I called at the Lodge the same evening, to be received by the Master with his usual cordiality. He invited me to stay and dine, admitting he felt somewhat lonely without his ladies in the still partially dismantled house.

‘Unlike the three children in the Babylonian furnace, the smell of fire is very much upon it still,’ he said. ‘Signs and odours of destruction meet me at every turn. I dare say in the end—for I have an excellent architect—we shall make a more comfortable and certainly more sanitary place of it than ever before; but the continuity is broken, much history and many a tradition lost for good. I am only heartily glad you are not among the latter, Brownlow. It was a very near thing.’

Whether this was intended to give me an opening for explanation, I could not say. In any case I did not choose to take advantage of it, preferring to explain at my own time and in my own way.

We talked on general subjects for a while.

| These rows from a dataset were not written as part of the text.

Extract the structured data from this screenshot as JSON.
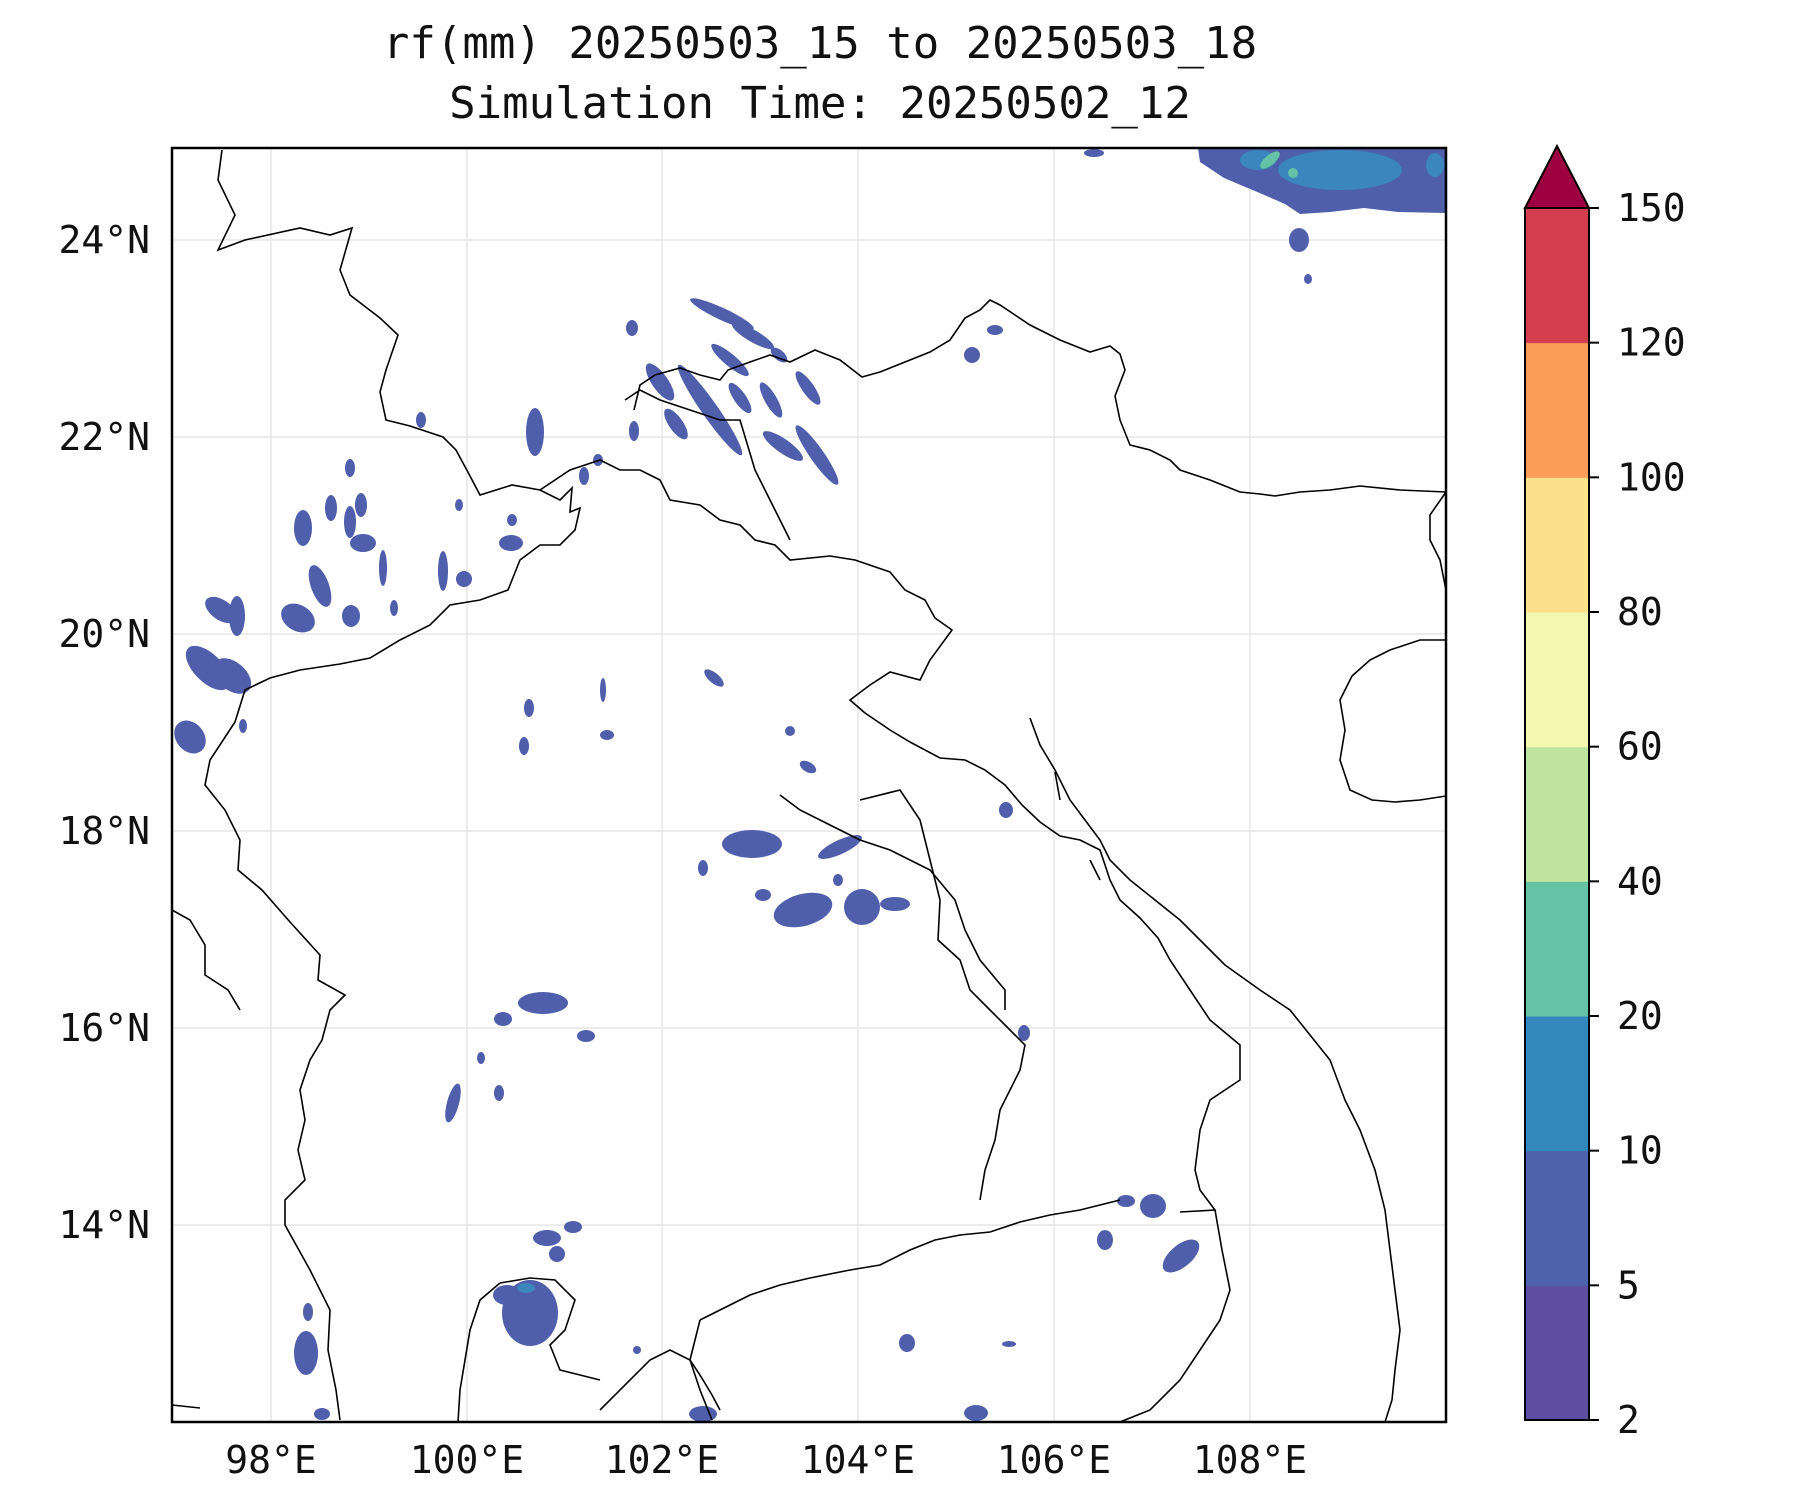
{
  "title_line1": "rf(mm) 20250503_15 to 20250503_18",
  "title_line2": "Simulation Time: 20250502_12",
  "map": {
    "lon_ticks": [
      "98°E",
      "100°E",
      "102°E",
      "104°E",
      "106°E",
      "108°E"
    ],
    "lat_ticks": [
      "24°N",
      "22°N",
      "20°N",
      "18°N",
      "16°N",
      "14°N"
    ],
    "lon_range": [
      97.0,
      110.0
    ],
    "lat_range": [
      12.0,
      25.0
    ],
    "gridlines": true
  },
  "colorbar": {
    "levels": [
      "2",
      "5",
      "10",
      "20",
      "40",
      "60",
      "80",
      "100",
      "120",
      "150"
    ],
    "colors": [
      "#5e4fa2",
      "#4f62ae",
      "#3288bd",
      "#66c2a5",
      "#bfe5a0",
      "#f2f8b0",
      "#fce08a",
      "#fb9c59",
      "#d53e4f",
      "#9e0142"
    ],
    "extend": "max"
  }
}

But at the end of dinner, when the butler left the room, he said, eyeing me with a twinkle—

‘It was a pity you could not manage to meet us at Bath, Brownlow, for you would have found some old friends there. One of whom, a very splendid personage by the same token, made many gracious inquiries after you—put me through the longer catechism in respect of you, and put my sister and nieces through it also, I understand.’

‘Old friends?’ I asked, considerably puzzled both by his words and manner.

‘You had not heard, then, any more than I, that Lord Longmoor has settled permanently at Bath?’

I assured him I had not.

‘Yes—and under sad enough circumstances,’ he went on, with a change of tone. ‘Poor gentleman, he and those about him have cried wolf for so many years that I, for one, had grown sceptical regarding his ailments. But what of constitution he ever possessed has been undermined by coddling and dosing. I was admitted once or twice, and was, I own, most painfully impressed by his appearance and by his state of mind—religious mania, or something alarmingly akin to it, and that of at once the most abject and arrogant sort.’

I was greatly shocked by this news, and said so.